Even a blind squirrel find a nut every now and again, Torn Slatterns and Nugget Ranchers


Vladimir Putin’s name is trending on Twitter. Please tell me he sexually harassed Melania Trump.



Richard Dryfuss’s son, Harry, claims Kevin Spacey groped him when he was 18. And Richard Dreyfuss has been accused of exposing himself to a female writer. On the count of three, Hollywood, everyone get your hands out of someone else’s pants. One, two, three.

Oh, come on Louis CK. Really? 



Since you asked:

Do want to hear one of the great ironies of music? Muzak, yes, the only form of music hated more than disco, gave us arguably the greatest band in rock and roll.

Just saw, for the third time, the great guitar legend documentary, “It Might Get Loud.” (It is available on Netflix) Amazing stuff. In terms of talent, I rank Jimmy Page alone in first with the Edge and Jack White neck-and-neck for second. 

The Edge is the most technically savvy in terms of using technology for his advantage. He once built an electric guitar from scratch as a 14-year old. He wants the gear to give him every advantage it can.

Jack White is the opposite. If it was up to Jack White, all music would be performed into and listened to on two rusty Campbell’s soup cans attached to a dirty string. 

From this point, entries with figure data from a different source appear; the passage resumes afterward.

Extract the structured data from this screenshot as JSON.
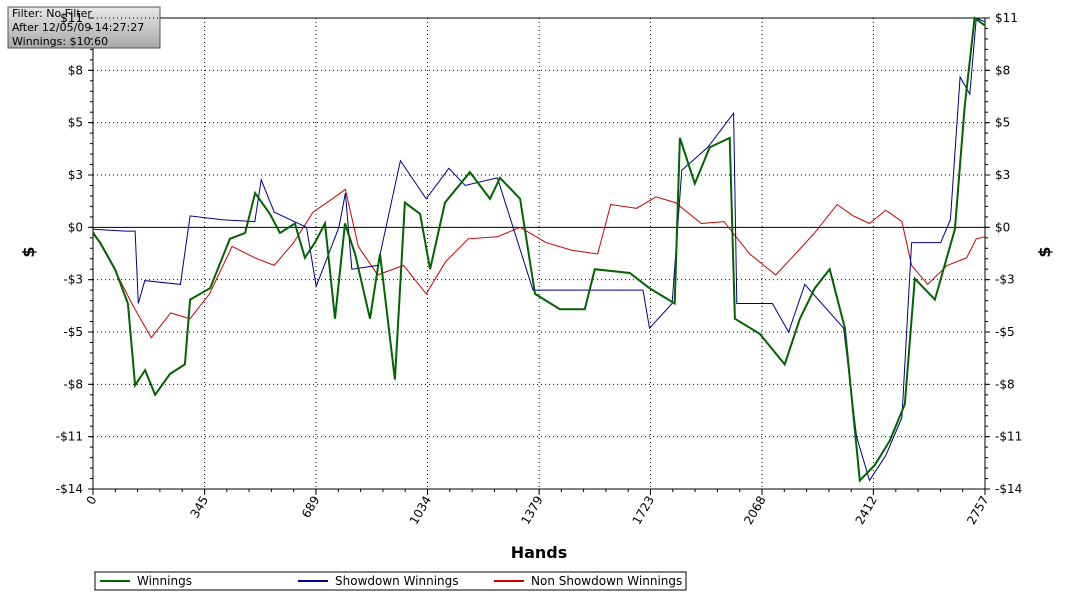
{
  "chart_data": {
    "type": "line",
    "info": [
      "Filter: No Filter",
      "After 12/05/09 14:27:27",
      "Winnings: $10.60"
    ],
    "x_label": "Hands",
    "y_label": "$",
    "y2_label": "$",
    "xlim": [
      0,
      2757
    ],
    "xticks": [
      0,
      345,
      689,
      1034,
      1379,
      1723,
      2068,
      2412,
      2757
    ],
    "ylim": [
      -13.75,
      11
    ],
    "yticks": [
      {
        "value": -13.75,
        "label": "-$14"
      },
      {
        "value": -11,
        "label": "-$11"
      },
      {
        "value": -8.25,
        "label": "-$8"
      },
      {
        "value": -5.5,
        "label": "-$5"
      },
      {
        "value": -2.75,
        "label": "-$3"
      },
      {
        "value": 0,
        "label": "$0"
      },
      {
        "value": 2.75,
        "label": "$3"
      },
      {
        "value": 5.5,
        "label": "$5"
      },
      {
        "value": 8.25,
        "label": "$8"
      },
      {
        "value": 11,
        "label": "$11"
      }
    ],
    "grid": true,
    "series": [
      {
        "name": "Winnings",
        "color": "#006400",
        "x": [
          0,
          22,
          68,
          108,
          130,
          161,
          192,
          238,
          284,
          300,
          362,
          423,
          470,
          501,
          547,
          578,
          624,
          655,
          686,
          717,
          748,
          779,
          810,
          856,
          887,
          933,
          964,
          1011,
          1042,
          1088,
          1165,
          1227,
          1258,
          1320,
          1366,
          1443,
          1520,
          1551,
          1659,
          1720,
          1798,
          1814,
          1860,
          1906,
          1968,
          1984,
          2061,
          2138,
          2185,
          2231,
          2277,
          2324,
          2370,
          2416,
          2463,
          2509,
          2540,
          2602,
          2664,
          2694,
          2725,
          2757
        ],
        "values": [
          -0.3,
          -0.8,
          -2.2,
          -4.0,
          -8.3,
          -7.5,
          -8.8,
          -7.7,
          -7.2,
          -3.8,
          -3.2,
          -0.6,
          -0.3,
          1.8,
          0.7,
          -0.3,
          0.2,
          -1.6,
          -0.8,
          0.2,
          -4.8,
          0.2,
          -1.4,
          -4.8,
          -1.4,
          -8.0,
          1.3,
          0.7,
          -2.2,
          1.3,
          2.9,
          1.5,
          2.6,
          1.5,
          -3.5,
          -4.3,
          -4.3,
          -2.2,
          -2.4,
          -3.2,
          -4.0,
          4.7,
          2.3,
          4.2,
          4.7,
          -4.8,
          -5.6,
          -7.2,
          -4.8,
          -3.2,
          -2.2,
          -5.3,
          -13.3,
          -12.5,
          -11.2,
          -9.3,
          -2.7,
          -3.8,
          -0.1,
          6.3,
          11.0,
          10.6
        ]
      },
      {
        "name": "Showdown Winnings",
        "color": "#00008b",
        "x": [
          0,
          100,
          130,
          140,
          160,
          270,
          300,
          400,
          500,
          520,
          560,
          660,
          690,
          760,
          780,
          800,
          880,
          950,
          1030,
          1100,
          1150,
          1250,
          1360,
          1500,
          1700,
          1720,
          1790,
          1820,
          1900,
          1980,
          1990,
          2100,
          2150,
          2200,
          2320,
          2360,
          2400,
          2450,
          2500,
          2530,
          2620,
          2650,
          2680,
          2710,
          2730,
          2757
        ],
        "values": [
          -0.1,
          -0.2,
          -0.2,
          -4.0,
          -2.8,
          -3.0,
          0.6,
          0.4,
          0.3,
          2.5,
          0.8,
          0,
          -3.1,
          0,
          1.8,
          -2.2,
          -2.0,
          3.5,
          1.5,
          3.1,
          2.2,
          2.6,
          -3.3,
          -3.3,
          -3.3,
          -5.3,
          -4.0,
          3.0,
          4.2,
          6.0,
          -4.0,
          -4.0,
          -5.5,
          -3.0,
          -5.3,
          -11.0,
          -13.3,
          -12.0,
          -10.0,
          -0.8,
          -0.8,
          0.4,
          7.9,
          7.0,
          11,
          10.8
        ]
      },
      {
        "name": "Non Showdown Winnings",
        "color": "#cc0000",
        "x": [
          0,
          60,
          120,
          180,
          240,
          300,
          360,
          430,
          500,
          560,
          620,
          680,
          740,
          780,
          820,
          880,
          960,
          1030,
          1090,
          1160,
          1250,
          1320,
          1400,
          1480,
          1560,
          1600,
          1680,
          1740,
          1800,
          1880,
          1950,
          2030,
          2110,
          2160,
          2230,
          2300,
          2350,
          2400,
          2450,
          2500,
          2530,
          2580,
          2640,
          2700,
          2730,
          2757
        ],
        "values": [
          -0.2,
          -2.0,
          -4.0,
          -5.8,
          -4.5,
          -4.8,
          -3.5,
          -1.0,
          -1.6,
          -2.0,
          -0.8,
          0.8,
          1.5,
          2.0,
          -1.0,
          -2.5,
          -2.0,
          -3.5,
          -1.8,
          -0.6,
          -0.5,
          0,
          -0.8,
          -1.2,
          -1.4,
          1.2,
          1.0,
          1.6,
          1.3,
          0.2,
          0.3,
          -1.4,
          -2.5,
          -1.6,
          -0.3,
          1.2,
          0.6,
          0.2,
          0.9,
          0.3,
          -2.0,
          -3.0,
          -2.0,
          -1.6,
          -0.6,
          -0.5
        ]
      }
    ]
  }
}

Jimmy Page is a gentleman in the middle. He did invent the two-neck rock guitar (It had only existed in country music as a combo banjo/guitar) for “Stairway to Heaven.” 

But how did Muzak give us the greatest rock band? At about age 17, Jimmy Page was happily the most successful guitarist at London’s Olympic Studios performing on “Goldfinger” and “Thunderball.” 

After almost dying of the flu from coming out of steamy bars and into the freezing equipment truck to play in a band at bars, young Jimmy found the studio work guitar heaven.

And then the studio started recording Muzak and Jimmy could not take it. He quit and started the Yardbirds and then Led Zeppelin. 

The best part was watching these three great musicians turn into doe-eyed fans of each other’s work. 

Having played in bands and watching rock documentaries, it is surprising to me how little fundamental music theory enters into things. Yes, they all know the keys, chords and basic timing terms. Very few rock stars read music. They don’t need to with the invention of recording equipment. It is all about the ear.

There is no technical music term for the scratchy sound on the guitar on “Satisfaction.” No way to write down the haunting echo of the drums on "When the Levee Breaks." 

In fact, music terms are about as important to rock stars as driving directions are to Indy 500 racers. “Go fast, turn left, turn left again, turn left again, keep doing that for 500 miles.”

As a harmonica player who needs to have the right key harmonica for each different song, it surprised and delighted me that almost all rock bands set lists list the key the song is in up top. (Most rock songs are in one key. Noted exception, "Layla." 

In my experiences in music, bands, comedy and writing, you will always run into scared little nerd stiffs, or experts, as they call themselves, who insist on breaking everything down into cold hard equations. The fact is, most of what is good in life lives outside of the equations. 

Whoa. May have just wrote something good there. You know what they say: Even a blind squirrel find a nut now and again.